^that.
A 5 M
solar black hole smashing into the sun at pretty much any speed would destroy the solar system as we know it, though.
Depends on the disc. IIRC, some "interesting" ones have been observed with way more mass in them than they should have.
Remember, before fusion starts inside the protostar and blows the remaining gas away with solar wind and light pressures, there is a considerably greater amount of mass present than after the star ignites.
Two very massive objects will orbit each other around the system's barycenter. With a very small neutron star, and a massive protoplanetary disc, the mass difference between the two may be low enough for a stable barycentric orbit, but the gravitational effect of the neutron star companion would stretch the planetary gas disc, and make any bodies produced inside it have unusally eliptical orbits.

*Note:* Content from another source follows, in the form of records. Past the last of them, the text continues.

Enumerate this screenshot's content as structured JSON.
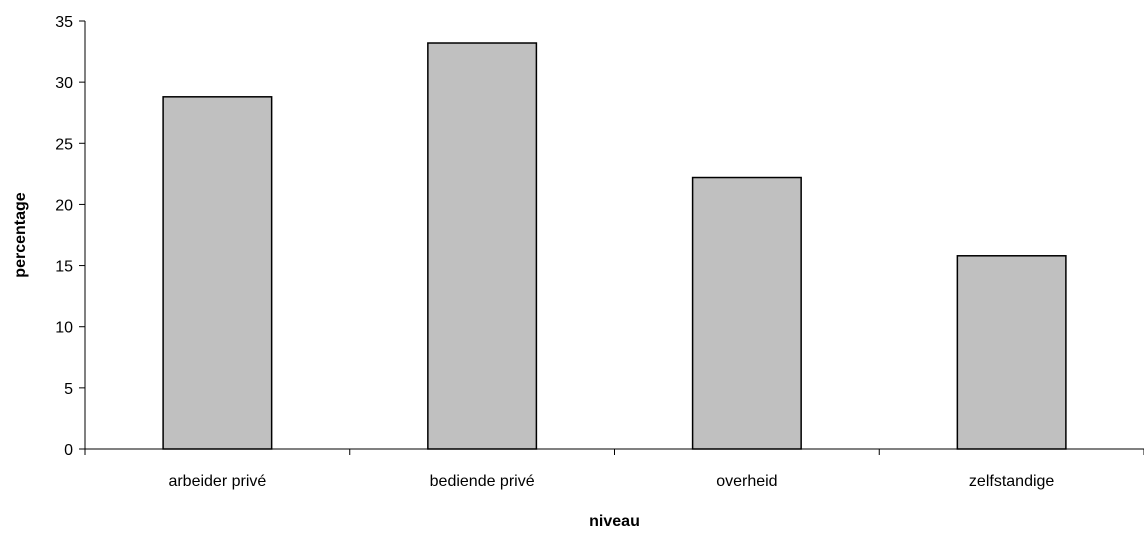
{
  "chart_data": {
    "type": "bar",
    "title": "",
    "xlabel": "niveau",
    "ylabel": "percentage",
    "categories": [
      "arbeider privé",
      "bediende privé",
      "overheid",
      "zelfstandige"
    ],
    "values": [
      28.8,
      33.2,
      22.2,
      15.8
    ],
    "ylim": [
      0,
      35
    ],
    "yticks": [
      0,
      5,
      10,
      15,
      20,
      25,
      30,
      35
    ],
    "grid": false,
    "legend": "none",
    "bar_color": "#c0c0c0",
    "bar_border_color": "#000000"
  }
}
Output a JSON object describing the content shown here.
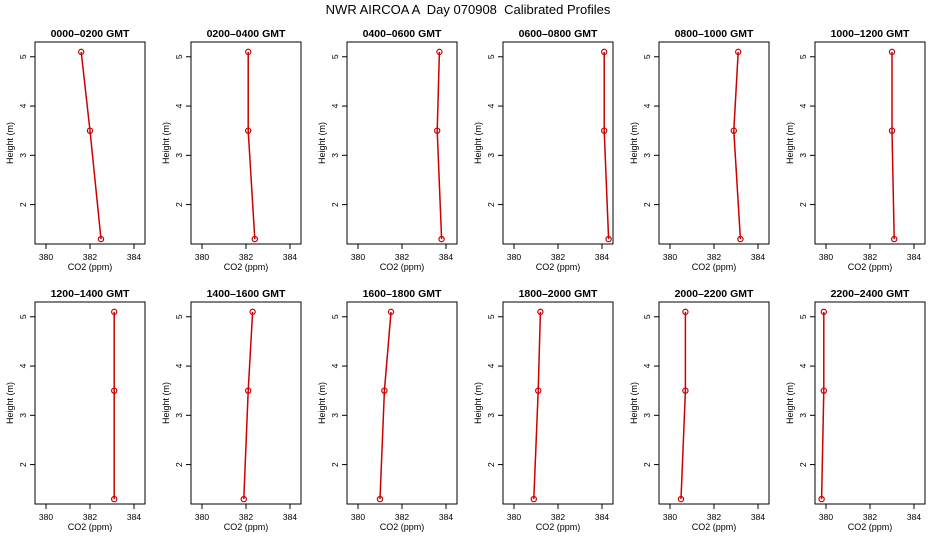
{
  "figure": {
    "title": "NWR AIRCOA A  Day 070908  Calibrated Profiles"
  },
  "chart_data": {
    "type": "line",
    "xlabel": "CO2 (ppm)",
    "ylabel": "Height (m)",
    "xlim": [
      379.5,
      384.5
    ],
    "ylim": [
      1.2,
      5.3
    ],
    "xticks": [
      380,
      382,
      384
    ],
    "yticks": [
      2,
      3,
      4,
      5
    ],
    "grid": false,
    "line_color": "#cc0000",
    "panels": [
      {
        "title": "0000–0200 GMT",
        "x": [
          382.5,
          382.0,
          381.6
        ],
        "y": [
          1.3,
          3.5,
          5.1
        ]
      },
      {
        "title": "0200–0400 GMT",
        "x": [
          382.4,
          382.1,
          382.1
        ],
        "y": [
          1.3,
          3.5,
          5.1
        ]
      },
      {
        "title": "0400–0600 GMT",
        "x": [
          383.8,
          383.6,
          383.7
        ],
        "y": [
          1.3,
          3.5,
          5.1
        ]
      },
      {
        "title": "0600–0800 GMT",
        "x": [
          384.3,
          384.1,
          384.1
        ],
        "y": [
          1.3,
          3.5,
          5.1
        ]
      },
      {
        "title": "0800–1000 GMT",
        "x": [
          383.2,
          382.9,
          383.1
        ],
        "y": [
          1.3,
          3.5,
          5.1
        ]
      },
      {
        "title": "1000–1200 GMT",
        "x": [
          383.1,
          383.0,
          383.0
        ],
        "y": [
          1.3,
          3.5,
          5.1
        ]
      },
      {
        "title": "1200–1400 GMT",
        "x": [
          383.1,
          383.1,
          383.1
        ],
        "y": [
          1.3,
          3.5,
          5.1
        ]
      },
      {
        "title": "1400–1600 GMT",
        "x": [
          381.9,
          382.1,
          382.3
        ],
        "y": [
          1.3,
          3.5,
          5.1
        ]
      },
      {
        "title": "1600–1800 GMT",
        "x": [
          381.0,
          381.2,
          381.5
        ],
        "y": [
          1.3,
          3.5,
          5.1
        ]
      },
      {
        "title": "1800–2000 GMT",
        "x": [
          380.9,
          381.1,
          381.2
        ],
        "y": [
          1.3,
          3.5,
          5.1
        ]
      },
      {
        "title": "2000–2200 GMT",
        "x": [
          380.5,
          380.7,
          380.7
        ],
        "y": [
          1.3,
          3.5,
          5.1
        ]
      },
      {
        "title": "2200–2400 GMT",
        "x": [
          379.8,
          379.9,
          379.9
        ],
        "y": [
          1.3,
          3.5,
          5.1
        ]
      }
    ]
  }
}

Even still, there might be stable configurations.
Oh, you're thinking of the cloud of gas before the star is actually formed? Sorry, I was always referring to the protoplanetary disk as the debris disk around a newly formed star. Maybe I should have not referred to it as a protostar, my fault on that one.

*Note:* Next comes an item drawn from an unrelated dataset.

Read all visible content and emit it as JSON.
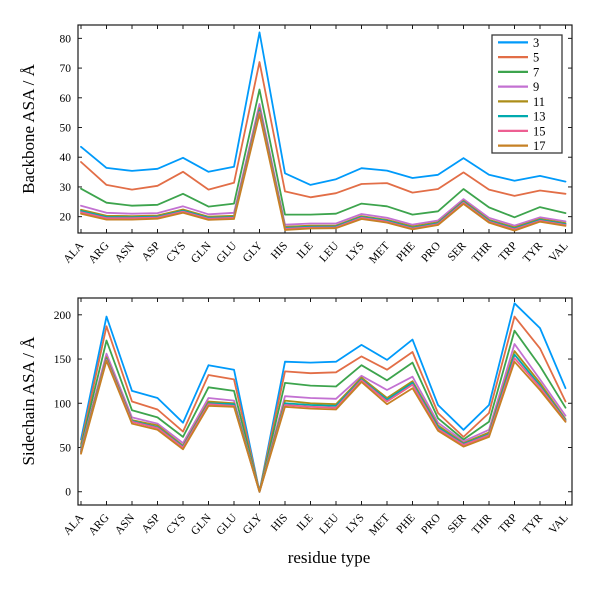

There are stable gas disks around binary stars, though, and they come in two types, p- and s-type. P-type disks are around both stars and s-type are around one of them with the companion star being off in the distance. Coincidentally, I just today was at my department's journal club where a guy talked about this in the form of
this paper. The paper is about a planet around a binary (p-type orbit) with an extremely circular orbit, and to answer the question of why it's so circular (it's strange since the binary stars would affect the orbit and make it eccentric by exerting a torque on the planet) they model a gas disk around the stars. The gas disk supposedly damps the effects of the binary on the planet.
Now, having two stars or one star and a neutron star would not make much of a difference if they had the same mass. So in theory you could just switch one of the stars for a NS and have the same orbital dynamics.